Die Eingebung, ein gesetzliches Duldungsrecht der Gemeinschaft der Wohnungseigentümer einzuführen, das sich an die mietrechtlichen Duldungsnormen anlehnt, mag richtig sein. Der Vorschlag, § 556 Abs. 1 BGB zu ändern, ist hingegen zu bekämpfen und aus sehr vielen Gründen ein Weg in die falsche Richtung. Die dem Wohnungseigentümer erteilte Abrechnung ist als Betriebskostenabrechnung völlig ungeeignet, ein Sonderrecht daher völlig entbehrlich und eine Verkürzung der Mieterrechte. Meine Bitte: Hände weg von §§ 556, 556a BGB!

XIII. Fazit

Es haben sich Fachleute zum WEG ausgetauscht.
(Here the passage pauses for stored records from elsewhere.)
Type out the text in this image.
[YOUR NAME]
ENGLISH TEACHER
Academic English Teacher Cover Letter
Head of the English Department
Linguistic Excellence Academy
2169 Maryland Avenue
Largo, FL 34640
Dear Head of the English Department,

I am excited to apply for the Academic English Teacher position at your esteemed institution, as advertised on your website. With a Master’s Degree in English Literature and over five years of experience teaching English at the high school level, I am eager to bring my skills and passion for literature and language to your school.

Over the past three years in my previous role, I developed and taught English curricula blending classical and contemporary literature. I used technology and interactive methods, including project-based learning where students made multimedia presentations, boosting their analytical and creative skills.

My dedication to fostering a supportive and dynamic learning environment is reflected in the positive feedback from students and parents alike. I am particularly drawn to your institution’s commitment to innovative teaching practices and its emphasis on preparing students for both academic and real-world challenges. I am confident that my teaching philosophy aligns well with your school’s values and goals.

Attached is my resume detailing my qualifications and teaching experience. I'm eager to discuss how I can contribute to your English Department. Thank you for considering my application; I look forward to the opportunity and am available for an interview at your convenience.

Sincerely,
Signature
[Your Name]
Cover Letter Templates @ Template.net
Dies zeigen gerade die vielen Punkte, die erörtert werden mit dem Schluss, eben nichts zu ändern. Es ist also ein sehr guter Aufschlag gemacht. Einige Vorschläge (Hände weg von § 11 WEG! Keine „GWEG“! Keinen Verwalter als Übervater! Keine Beschneidung von Mieterrechten!) sollten meiner Ansicht nach eher nicht weiterverfolgt werden. Die Zurückhaltung bei § 22 WEG und den §§ 43 ff. WEG ist verständlich, aber bedauerlich. Vieles vom Rest mag kommen, wird das Leben der Wohnungseigentümer aber kaum positiv oder negativ beeinflussen. Dazu hätte es eines modernen, neuen Gesetzes bedurft. Das aber war nicht das Ziel. Bedauerlich ist, dass schon Ende des Jahres der Gesetzentwurf kommen soll. Will man den wirklich guten Bericht nicht erst einmal wirken lassen und einen Diskurs abwarten?